Two weeks ago, Ole Miss Athletics unveiled the official design for the university’s long-awaited new mascot, Landshark Tony.
Upon Tony’s reveal, media outlets across Oxford feverishly rushed to the defense of the peculiar humanoid shark, insisting that Tony was a wild success among both students and alumni and citing last year’s student vote — orchestrated by the Associated Student Body — that showed 81 percent support of the Landshark.
Despite the misleading polling and selective interviews that have become a staple of how the university does business in recent years, there was something truly peculiar about this decision. Other than a few children who participated in a photo shoot with the new mascot, the Landshark seems to have no supporters besides its design committee.
With the Landshark receiving ridicule from sports commentators, state political leaders and a clear majority of both students and alumni alike, the university has truly outdone itself in yet another episode in its series of brutal self-imposed humiliation, which is entirely the responsibility of university leadership.
Despite how much the flawed message of unity will be pushed in the coming weeks, Landshark Tony does nothing more for our school than to further erode its national perception from that of a football powerhouse full of southern tradition to a politically correct laughing stock in the style of the University of Missouri in 2015.
If the athletics department and the radical administration truly cared about building any further sense of community at the university, they should have consulted all students, not just the over-enthusiastic liberal minority that fanatically orbits the administration’s power structure.
This issue is not about voicing support for one mascot or another, it’s about understanding that the selection of the Landshark continues to lead Ole Miss down a destructive path.

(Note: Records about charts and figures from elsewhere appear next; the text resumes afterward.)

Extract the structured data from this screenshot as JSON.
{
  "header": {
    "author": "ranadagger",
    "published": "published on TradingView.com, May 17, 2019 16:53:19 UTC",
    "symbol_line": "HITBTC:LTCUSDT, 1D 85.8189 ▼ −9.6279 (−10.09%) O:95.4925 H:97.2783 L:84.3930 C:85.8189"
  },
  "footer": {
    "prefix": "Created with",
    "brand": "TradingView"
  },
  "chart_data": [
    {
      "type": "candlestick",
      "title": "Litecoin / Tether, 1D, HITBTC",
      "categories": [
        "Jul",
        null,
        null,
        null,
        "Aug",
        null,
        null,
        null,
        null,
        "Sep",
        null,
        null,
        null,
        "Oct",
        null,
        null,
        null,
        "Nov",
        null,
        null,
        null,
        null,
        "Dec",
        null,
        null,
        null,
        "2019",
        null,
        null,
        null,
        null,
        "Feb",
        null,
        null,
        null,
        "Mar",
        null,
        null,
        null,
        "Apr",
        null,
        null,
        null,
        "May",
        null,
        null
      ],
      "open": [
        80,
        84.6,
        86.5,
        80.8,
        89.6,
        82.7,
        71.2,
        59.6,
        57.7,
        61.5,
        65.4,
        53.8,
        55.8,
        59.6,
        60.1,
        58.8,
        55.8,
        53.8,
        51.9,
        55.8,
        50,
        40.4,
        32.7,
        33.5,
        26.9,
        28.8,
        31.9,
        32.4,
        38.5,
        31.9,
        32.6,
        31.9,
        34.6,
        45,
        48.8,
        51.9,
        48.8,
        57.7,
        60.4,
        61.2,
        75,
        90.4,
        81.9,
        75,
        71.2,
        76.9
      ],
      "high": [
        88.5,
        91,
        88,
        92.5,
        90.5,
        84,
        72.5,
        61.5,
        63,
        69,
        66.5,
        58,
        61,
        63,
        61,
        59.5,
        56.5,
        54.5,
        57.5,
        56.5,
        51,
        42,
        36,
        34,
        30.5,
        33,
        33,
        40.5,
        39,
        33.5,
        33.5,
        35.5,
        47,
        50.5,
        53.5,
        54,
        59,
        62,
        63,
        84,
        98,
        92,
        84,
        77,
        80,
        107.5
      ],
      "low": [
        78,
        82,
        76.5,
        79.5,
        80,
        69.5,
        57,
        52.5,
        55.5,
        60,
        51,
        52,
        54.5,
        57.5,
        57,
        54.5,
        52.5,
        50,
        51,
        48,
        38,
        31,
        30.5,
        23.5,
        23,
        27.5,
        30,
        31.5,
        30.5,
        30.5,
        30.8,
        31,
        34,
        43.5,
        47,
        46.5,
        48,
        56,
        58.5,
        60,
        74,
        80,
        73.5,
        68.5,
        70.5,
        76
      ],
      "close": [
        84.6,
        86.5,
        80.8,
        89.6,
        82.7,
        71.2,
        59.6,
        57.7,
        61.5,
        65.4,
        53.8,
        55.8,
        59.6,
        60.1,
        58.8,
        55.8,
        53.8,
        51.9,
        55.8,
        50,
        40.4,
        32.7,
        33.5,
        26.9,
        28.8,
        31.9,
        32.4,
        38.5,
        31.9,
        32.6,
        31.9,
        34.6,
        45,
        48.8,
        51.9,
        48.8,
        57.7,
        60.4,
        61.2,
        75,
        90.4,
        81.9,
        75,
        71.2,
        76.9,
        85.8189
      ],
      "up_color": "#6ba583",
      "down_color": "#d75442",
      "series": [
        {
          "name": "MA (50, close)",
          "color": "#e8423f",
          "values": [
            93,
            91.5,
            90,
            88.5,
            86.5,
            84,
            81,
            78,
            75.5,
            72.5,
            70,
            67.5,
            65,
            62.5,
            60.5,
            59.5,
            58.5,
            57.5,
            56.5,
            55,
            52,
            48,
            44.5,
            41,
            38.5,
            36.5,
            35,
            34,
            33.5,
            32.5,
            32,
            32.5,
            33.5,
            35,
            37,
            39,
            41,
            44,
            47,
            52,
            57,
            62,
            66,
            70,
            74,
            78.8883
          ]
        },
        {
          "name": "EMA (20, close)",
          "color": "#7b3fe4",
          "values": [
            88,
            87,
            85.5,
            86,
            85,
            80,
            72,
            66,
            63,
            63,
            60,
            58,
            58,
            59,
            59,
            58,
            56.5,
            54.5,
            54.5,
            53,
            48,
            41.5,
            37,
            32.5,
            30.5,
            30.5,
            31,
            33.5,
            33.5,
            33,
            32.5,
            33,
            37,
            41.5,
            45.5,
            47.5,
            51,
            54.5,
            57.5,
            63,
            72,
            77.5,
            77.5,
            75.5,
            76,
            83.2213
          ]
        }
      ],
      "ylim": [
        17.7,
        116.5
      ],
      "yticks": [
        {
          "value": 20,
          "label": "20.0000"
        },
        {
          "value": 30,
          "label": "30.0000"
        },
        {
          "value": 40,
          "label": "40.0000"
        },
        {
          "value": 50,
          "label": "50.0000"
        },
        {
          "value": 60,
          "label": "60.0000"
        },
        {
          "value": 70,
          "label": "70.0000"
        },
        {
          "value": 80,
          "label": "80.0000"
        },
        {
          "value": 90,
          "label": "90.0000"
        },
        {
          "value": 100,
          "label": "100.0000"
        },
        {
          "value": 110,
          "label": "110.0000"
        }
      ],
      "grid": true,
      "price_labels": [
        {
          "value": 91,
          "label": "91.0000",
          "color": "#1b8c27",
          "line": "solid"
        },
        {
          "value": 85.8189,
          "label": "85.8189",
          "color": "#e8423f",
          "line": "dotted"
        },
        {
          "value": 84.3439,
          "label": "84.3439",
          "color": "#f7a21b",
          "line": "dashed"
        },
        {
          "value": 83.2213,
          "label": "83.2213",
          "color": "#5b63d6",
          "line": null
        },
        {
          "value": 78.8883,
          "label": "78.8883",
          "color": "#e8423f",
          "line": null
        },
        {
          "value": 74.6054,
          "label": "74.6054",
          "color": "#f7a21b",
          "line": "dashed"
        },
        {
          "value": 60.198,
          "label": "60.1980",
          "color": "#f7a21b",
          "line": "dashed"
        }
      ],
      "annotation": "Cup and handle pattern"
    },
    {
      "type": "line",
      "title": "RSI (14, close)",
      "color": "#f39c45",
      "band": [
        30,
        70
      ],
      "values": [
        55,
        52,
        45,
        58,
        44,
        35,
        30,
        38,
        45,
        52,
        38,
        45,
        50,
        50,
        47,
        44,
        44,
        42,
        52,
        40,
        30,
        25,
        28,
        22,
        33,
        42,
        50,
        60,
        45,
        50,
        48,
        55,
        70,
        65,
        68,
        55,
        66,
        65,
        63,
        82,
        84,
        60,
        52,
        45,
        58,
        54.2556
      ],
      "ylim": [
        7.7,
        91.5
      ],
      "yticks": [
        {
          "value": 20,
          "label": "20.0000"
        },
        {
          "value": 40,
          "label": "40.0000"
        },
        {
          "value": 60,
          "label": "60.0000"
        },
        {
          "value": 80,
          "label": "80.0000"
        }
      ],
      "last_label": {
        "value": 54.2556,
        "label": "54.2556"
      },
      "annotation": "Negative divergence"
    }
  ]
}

I would challenge every single fan, student and alumnus to search out someone who supports this selection and simply ask what he or she hopes the Landshark will achieve because, thus far, that has been far from a clear answer.
This is not to say that the selection of the Landshark will not have a lasting effect on the university, especially with the tens of thousands of dollars the school is bound to waste on promotion, merchandise and the costs associated with inevitable drafting committee for what will become our next mascot.
The only thing I affirmatively know about the future is this: It will be a cold day in hell before I call myself an Ole Miss Landshark.
Will Hall is a senior journalism major from Atlanta.